Het exemplaar van Steṕhane is gesigneerd door Hergé (en in zijn geval moet ik daaraan toevoegen: vanzelfsprekend). Kavel 111 bij Artcurial is dat niet. Hoe kwam ik er überhaupt bij dat dit een album uit de collectie van Stéphane was?

Dat maakt: 3 exemplaires connus.

En nog drie dagen te gaan.

Ik ben benieuwd.

maandag 18 mei 2015

Kleine hamburger!


‘Dus geen spijt dat je niet bent meegegaan?’ giechelde S. zaterdagnacht aan de telefoon.
‘Nee hoor,’ zei ik, ongelogen. Want zij met Woody Allen en Max Rockatansky in het eivolle Cannes en ik in een ledig huis met een stapel boeken die ik nu eens ongestoord kon decimeren.
‘En l-l-lukt het een beetje?’ vroeg S, teut als een jeneverstruik.

Langs de klare lijnen van het voorzienbare, zou ik nu mismoedig moeten bekennen dat ik tot niets was gekomen - de tijd verkwist op het web en aan lichtvoetige lectuur. Maar dat was niet zo. Met (eindelijk!) David Van Reybroucks Congo en de nieuwe vertaling van Berlin Alexanderplatz achter de kiezen, was ik inmiddels flink op stoom in de biografie van de paranoïde en zelfdestructieve, in Zweden mateloos populaire troubadour Cornelis Vreeswijk (Misschien wordt ’t morgen beter – louter op titel gekocht).

‘L-lees ‘ns iets voor uit wat je nu op schoot hebt,’ zei S. argwanend. En ik antwoordde: ‘Daar ben ik, kleine hamburger.

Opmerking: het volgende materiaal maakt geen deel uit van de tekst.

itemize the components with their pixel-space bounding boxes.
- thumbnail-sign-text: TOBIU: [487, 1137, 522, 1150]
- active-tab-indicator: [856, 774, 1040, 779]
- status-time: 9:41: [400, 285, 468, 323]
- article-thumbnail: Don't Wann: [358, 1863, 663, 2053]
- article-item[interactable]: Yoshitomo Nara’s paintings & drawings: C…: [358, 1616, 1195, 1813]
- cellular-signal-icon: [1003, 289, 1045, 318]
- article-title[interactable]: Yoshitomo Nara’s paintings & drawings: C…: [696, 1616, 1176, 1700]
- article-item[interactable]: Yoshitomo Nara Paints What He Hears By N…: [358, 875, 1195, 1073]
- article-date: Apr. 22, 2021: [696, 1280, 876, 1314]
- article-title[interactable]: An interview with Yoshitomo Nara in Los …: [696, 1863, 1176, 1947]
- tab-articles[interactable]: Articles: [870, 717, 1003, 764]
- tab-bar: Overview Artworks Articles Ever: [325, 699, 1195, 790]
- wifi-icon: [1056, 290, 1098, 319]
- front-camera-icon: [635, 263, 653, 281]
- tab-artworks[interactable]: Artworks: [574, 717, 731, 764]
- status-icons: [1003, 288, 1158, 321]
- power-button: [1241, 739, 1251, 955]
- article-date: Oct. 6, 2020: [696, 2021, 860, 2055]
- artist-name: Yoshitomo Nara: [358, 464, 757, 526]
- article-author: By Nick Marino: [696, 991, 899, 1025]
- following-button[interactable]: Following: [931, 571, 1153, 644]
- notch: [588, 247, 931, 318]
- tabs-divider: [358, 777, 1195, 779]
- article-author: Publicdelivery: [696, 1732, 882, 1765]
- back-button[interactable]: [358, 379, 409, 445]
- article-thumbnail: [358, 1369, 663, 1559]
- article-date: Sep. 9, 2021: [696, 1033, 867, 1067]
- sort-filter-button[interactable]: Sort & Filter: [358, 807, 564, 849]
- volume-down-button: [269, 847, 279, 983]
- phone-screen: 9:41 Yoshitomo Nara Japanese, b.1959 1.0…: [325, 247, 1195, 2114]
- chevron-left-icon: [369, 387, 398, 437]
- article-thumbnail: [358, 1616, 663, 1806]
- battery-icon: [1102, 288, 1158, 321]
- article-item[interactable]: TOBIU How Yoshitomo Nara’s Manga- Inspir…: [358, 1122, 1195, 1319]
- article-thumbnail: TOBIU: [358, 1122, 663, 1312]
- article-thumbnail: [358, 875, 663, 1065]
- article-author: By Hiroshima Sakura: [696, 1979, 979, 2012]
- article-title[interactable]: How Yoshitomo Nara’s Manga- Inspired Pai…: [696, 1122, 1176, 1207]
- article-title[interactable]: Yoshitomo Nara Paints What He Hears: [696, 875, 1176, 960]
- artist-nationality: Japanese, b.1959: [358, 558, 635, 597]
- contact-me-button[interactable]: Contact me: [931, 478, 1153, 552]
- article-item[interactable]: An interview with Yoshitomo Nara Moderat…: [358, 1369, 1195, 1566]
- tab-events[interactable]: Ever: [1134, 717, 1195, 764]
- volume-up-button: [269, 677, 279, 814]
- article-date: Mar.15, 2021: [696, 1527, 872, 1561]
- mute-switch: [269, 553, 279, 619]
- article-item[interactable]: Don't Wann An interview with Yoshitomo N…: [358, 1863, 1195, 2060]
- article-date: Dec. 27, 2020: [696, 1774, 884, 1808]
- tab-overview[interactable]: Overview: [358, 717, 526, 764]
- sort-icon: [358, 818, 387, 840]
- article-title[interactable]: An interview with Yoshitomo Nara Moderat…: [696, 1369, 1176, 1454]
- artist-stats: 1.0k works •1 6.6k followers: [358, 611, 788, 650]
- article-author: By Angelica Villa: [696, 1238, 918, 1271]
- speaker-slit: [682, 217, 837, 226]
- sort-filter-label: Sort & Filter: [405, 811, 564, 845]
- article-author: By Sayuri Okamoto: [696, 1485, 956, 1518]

Nee, nee, dat niet! Jezus! Aaah! POOP’
‘Zei je nou poep?!’
‘Het is twee uur geweest,’ zei ik, een tikkeltje opgelaten. ‘Ga lekker slapen.’



dinsdag 12 mei 2015

Angst, schrik en afgrijzen


I.
Tip van een A la recherche-lezer: iets minder theatrale lancering van Archibald Pump...


..met de handjes stevig op het stuur doch het gezicht in afgrijzen vertrokken.

Fragment van de omslagtekening van de Petit Vingtième, 7 april 1938. Een vooraankondiging van de dood (La semaine prochaine: la fin de monsieur J.A. Pump, luidt het onderschrift) opdat het de lezertjes straks niet te veel schrik zal aanjagen.

II.


Onze held in een Amilcar (of was het nu een hybride met een snufje Bugatti en een likje Alfa Romeo?). De paradox van de figurines: ze voegen een dimensie toe en leveren expressie in. Meer beeld, minder beeldtaal - het is wachten op de kunstenaar die uit hars overtuigende bewegingsstreepjes giet.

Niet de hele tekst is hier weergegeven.